Juan Carlos Arañó
Universidad de Sevilla
Espacio y tiempo (re)actualizados.


Es indudable que nuestra época se está caracterizando por los cambios y la velocidad de relación interpersonal. Cualquier cosa se realiza en el supuesto de que no durará excesivo tiempo, el que necesite su consumidor o usuario, ni siquiera se pretende que la arquitectura tenga una duración más allá de dos generaciones y en nuestra movilidad incluimos planes que pueden implicar el llegar hasta cualquier rincón del planeta. Para mantener una actividad o colaboración con otros no es necesario el desplazamiento. Es más, éste puede realizarse de modo virtual. Lo que hace años exigía una preparación durante días y una puesta en práctica mayor, en la actualidad se puede realizar en el momento. Los conceptos sobre los que sustentamos toda concepción, espacio y tiempo, han transmutado sus valores y el modo en que consideramos todo (G. Kubler, 1988). Cuando pensamos globalmente, enviamos o recibimos información desde cualquier lugar, contenemos el conjunto de las realizaciones y saberes humanos en nuestras mentes y ordenadores, formamos parte del pensamiento mundial, en una actividad del mismo tipo.

La globalización es una de las condiciones psicológicas de la cibercultura, en tanto que marco de referencia y forma de expansión de la mente (D. Kerckhove, 1999).

Los cambios ya no proceden de los intereses generacionales. Incluso los problemas de adaptación a las necesidades llegan a ser los mismos para las distintas generaciones que conviven actualmente. Nos acostumbramos a tratar las cosas en situación presente, de tal forma que nos parece imposible entenderlas de otro modo o que hayan podido ocurrir o existir de otra manera. Resulta tan cotidiano y habitual hablar de Velázquez, como citar, prácticamente en el mismo renglón, a Shirin Neshat, sin prejuicios, como si ambos fueran colegas y tuvieran parecidos problemas artísticos, o participaran de cuestiones cotidianas similares. Sin considerar que nunca han tenido la oportunidad de conocerse personalmente, que tuvieron o les mueven distintos estímulos y preocupaciones, que les separan tres siglos y que no sólo les distancia un contexto social e histórico diferente, sino cultural y, por tanto, sus planteamientos estéticos no se parecen.

Por otro lado, nuestro mundo ha dado prevalencia a los sistemas de información, comunicación y relación personal, de tal modo que podemos afirmar sin reservas que nuestra cultura se sustenta sobre una creencia: la superioridad y poder de la palabra, especialmente de la escrita, llegando a poder hablar de una “literolatría” o culto al libro y a la letra (A. Machado, 2000).

Sin embargo, el mundo postmoderno actual parece caracterizarse por una nueva iconoclasia en la que la imagen ha venido a suplantar a la letra como instrumento principal para la difusión de los mensajes, como “un enorme simulacro fotográfico” (F. Jameson, 1998).
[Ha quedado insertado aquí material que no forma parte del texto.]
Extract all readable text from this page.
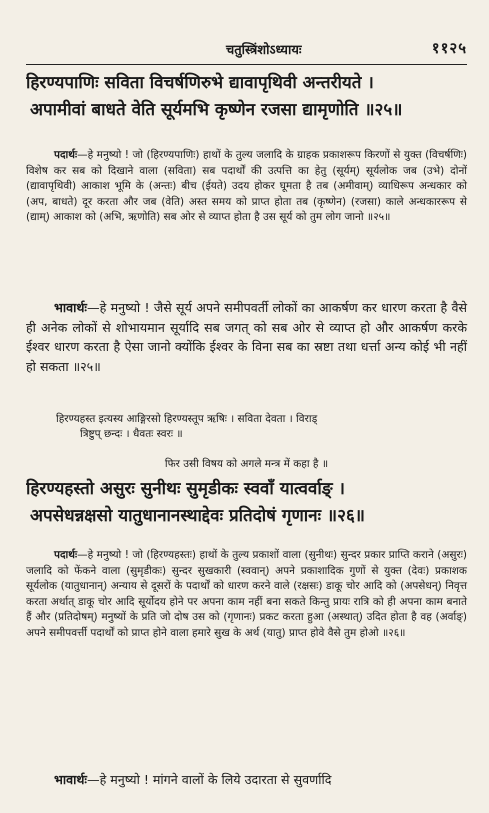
चतुस्त्रिंशोऽध्यायः	११२५
हिरण्यपाणिः सविता विचर्षणिरुभे द्यावापृथिवी अन्तरीयते ।
अपामीवां बाधते वेति सूर्यमभि कृष्णेन रजसा द्यामृणोति ॥२५॥
पदार्थः—हे मनुष्यो ! जो (हिरण्यपाणिः) हाथों के तुल्य जलादि के ग्राहक प्रकाशरूप किरणों से युक्त (विचर्षणिः) विशेष कर सब को दिखाने वाला (सविता) सब पदार्थों की उत्पत्ति का हेतु (सूर्यम्) सूर्यलोक जब (उभे) दोनों (द्यावापृथिवी) आकाश भूमि के (अन्तः) बीच (ईयते) उदय होकर घूमता है तब (अमीवाम्) व्याधिरूप अन्धकार को (अप, बाधते) दूर करता और जब (वेति) अस्त समय को प्राप्त होता तब (कृष्णेन) (रजसा) काले अन्धकाररूप से (द्याम्) आकाश को (अभि, ऋणोति) सब ओर से व्याप्त होता है उस सूर्य को तुम लोग जानो ॥२५॥
भावार्थः—हे मनुष्यो ! जैसे सूर्य अपने समीपवर्ती लोकों का आकर्षण कर धारण करता है वैसे ही अनेक लोकों से शोभायमान सूर्यादि सब जगत् को सब ओर से व्याप्त हो और आकर्षण करके ईश्वर धारण करता है ऐसा जानो क्योंकि ईश्वर के विना सब का स्रष्टा तथा धर्त्ता अन्य कोई भी नहीं हो सकता ॥२५॥
हिरण्यहस्त इत्यस्य आङ्गिरसो हिरण्यस्तूप ऋषिः । सविता देवता । विराड्
त्रिष्टुप् छन्दः । धैवतः स्वरः ॥
फिर उसी विषय को अगले मन्त्र में कहा है ॥
हिरण्यहस्तो असुरः सुनीथः सुमृडीकः स्ववाँ यात्वर्वाङ् ।
अपसेधन्नक्षसो यातुधानानस्थाद्देवः प्रतिदोषं गृणानः ॥२६॥
पदार्थः—हे मनुष्यो ! जो (हिरण्यहस्तः) हाथों के तुल्य प्रकाशों वाला (सुनीथः) सुन्दर प्रकार प्राप्ति कराने (असुरः) जलादि को फेंकने वाला (सुमृडीकः) सुन्दर सुखकारी (स्ववान्) अपने प्रकाशादिक गुणों से युक्त (देवः) प्रकाशक सूर्यलोक (यातुधानान्) अन्याय से दूसरों के पदार्थों को धारण करने वाले (रक्षसः) डाकू चोर आदि को (अपसेधन्) निवृत्त करता अर्थात् डाकू चोर आदि सूर्योदय होने पर अपना काम नहीं बना सकते किन्तु प्रायः रात्रि को ही अपना काम बनाते हैं और (प्रतिदोषम्) मनुष्यों के प्रति जो दोष उस को (गृणानः) प्रकट करता हुआ (अस्थात्) उदित होता है वह (अर्वाङ्) अपने समीपवर्त्ती पदार्थों को प्राप्त होने वाला हमारे सुख के अर्थ (यातु) प्राप्त होवे वैसे तुम होओ ॥२६॥
भावार्थः—हे मनुष्यो ! मांगने वालों के लिये उदारता से सुवर्णादि
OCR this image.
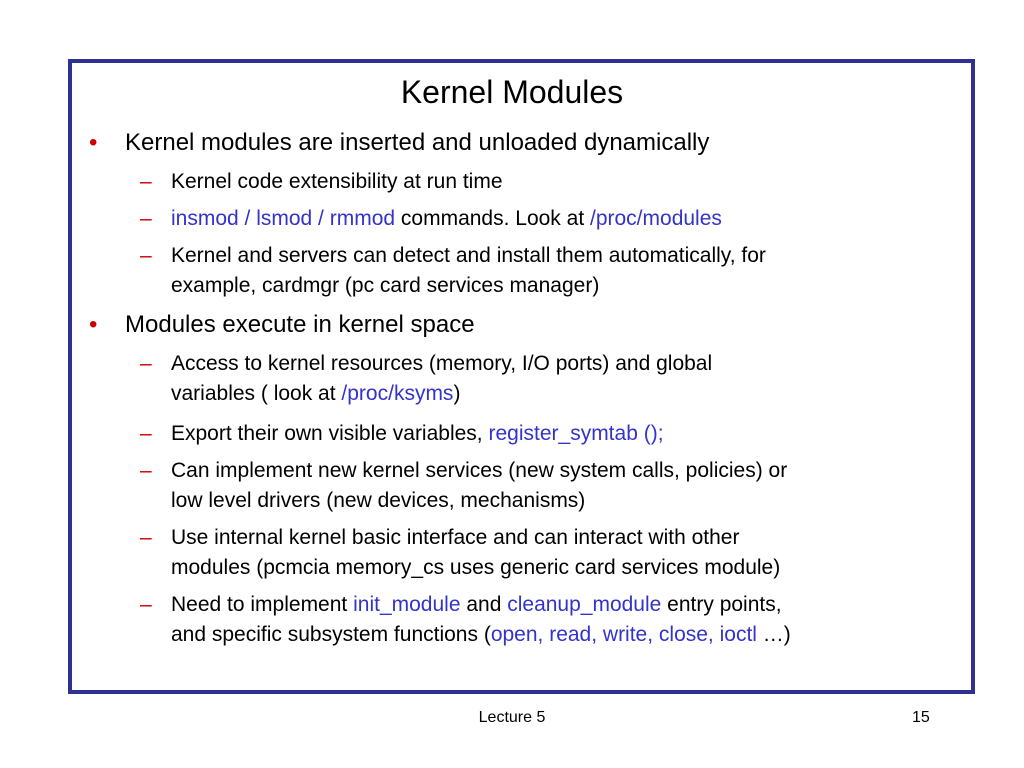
Kernel Modules
• Kernel modules are inserted and unloaded dynamically
– Kernel code extensibility at run time
– insmod / lsmod / rmmod commands. Look at /proc/modules
– Kernel and servers can detect and install them automatically, for
example, cardmgr (pc card services manager)
• Modules execute in kernel space
– Access to kernel resources (memory, I/O ports) and global
variables ( look at /proc/ksyms)
– Export their own visible variables, register_symtab ();
– Can implement new kernel services (new system calls, policies) or
low level drivers (new devices, mechanisms)
– Use internal kernel basic interface and can interact with other
modules (pcmcia memory_cs uses generic card services module)
– Need to implement init_module and cleanup_module entry points,
and specific subsystem functions (open, read, write, close, ioctl …)
Lecture 5	15
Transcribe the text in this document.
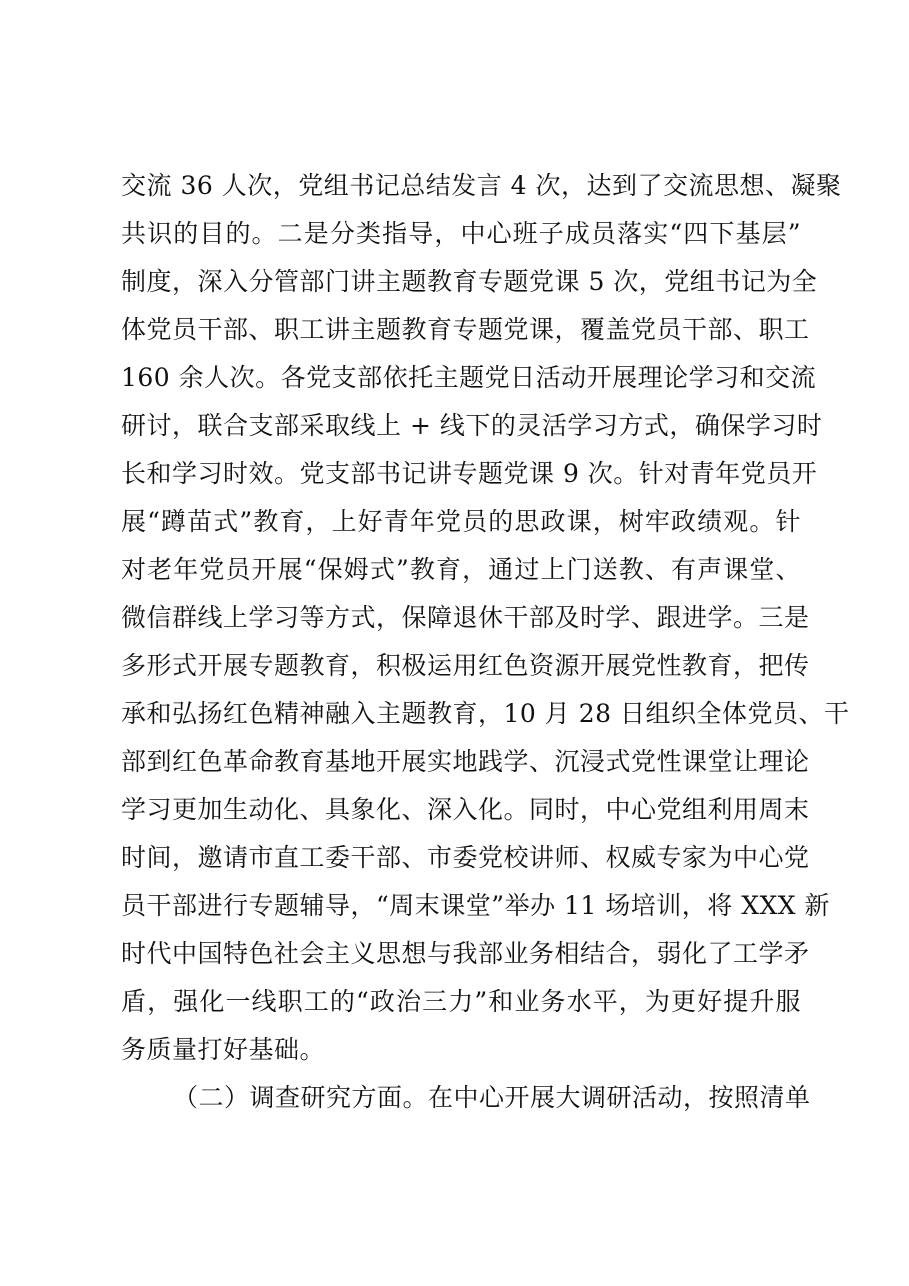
交流 36 人次，党组书记总结发言 4 次，达到了交流思想、凝聚
共识的目的。二是分类指导，中心班子成员落实“四下基层”
制度，深入分管部门讲主题教育专题党课 5 次，党组书记为全
体党员干部、职工讲主题教育专题党课，覆盖党员干部、职工
160 余人次。各党支部依托主题党日活动开展理论学习和交流
研讨，联合支部采取线上 + 线下的灵活学习方式，确保学习时
长和学习时效。党支部书记讲专题党课 9 次。针对青年党员开
展“蹲苗式”教育，上好青年党员的思政课，树牢政绩观。针
对老年党员开展“保姆式”教育，通过上门送教、有声课堂、
微信群线上学习等方式，保障退休干部及时学、跟进学。三是
多形式开展专题教育，积极运用红色资源开展党性教育，把传
承和弘扬红色精神融入主题教育，10 月 28 日组织全体党员、干
部到红色革命教育基地开展实地践学、沉浸式党性课堂让理论
学习更加生动化、具象化、深入化。同时，中心党组利用周末
时间，邀请市直工委干部、市委党校讲师、权威专家为中心党
员干部进行专题辅导，“周末课堂”举办 11 场培训，将 XXX 新
时代中国特色社会主义思想与我部业务相结合，弱化了工学矛
盾，强化一线职工的“政治三力”和业务水平，为更好提升服
务质量打好基础。
（二）调查研究方面。在中心开展大调研活动，按照清单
Y aunque podemos asegurar que las imágenes todavía no terminan de desplazar a la palabra, especialmente en cuanto a uso cualitativo, se puede afirmar que están presentes en todos los lugares, invaden su pregnancia ideológica, apartan a la civilización de la escritura, erradican el gusto por la literatura, anunciando un nuevo analfabetismo y la muerte de la palabra (A. Machado, 2000). O como dice Baudrillard (1985) la actual hegemonía de los medios están produciendo una “desrealización fatal” (algo que comienza con una constitución de un mundo aparte) del mundo humano y su sustitución por una “meta-realidad” interesada, una ficción de la realidad alucinatoria y alienante.

Es evidente que hoy se producen más imágenes que escritos; el capitalismo decimonónico producía y acumulaba mercancías como riquezas y el actual produce y acumula imágenes. La imagen se utiliza para todo, no solo invade los recursos de comunicación y relación, sino que forma parte del “pan y del circo” más selecto que los nuevos emperadores ofrecen a la masa para su diversión, control y alienación en versión individual y/o grupal.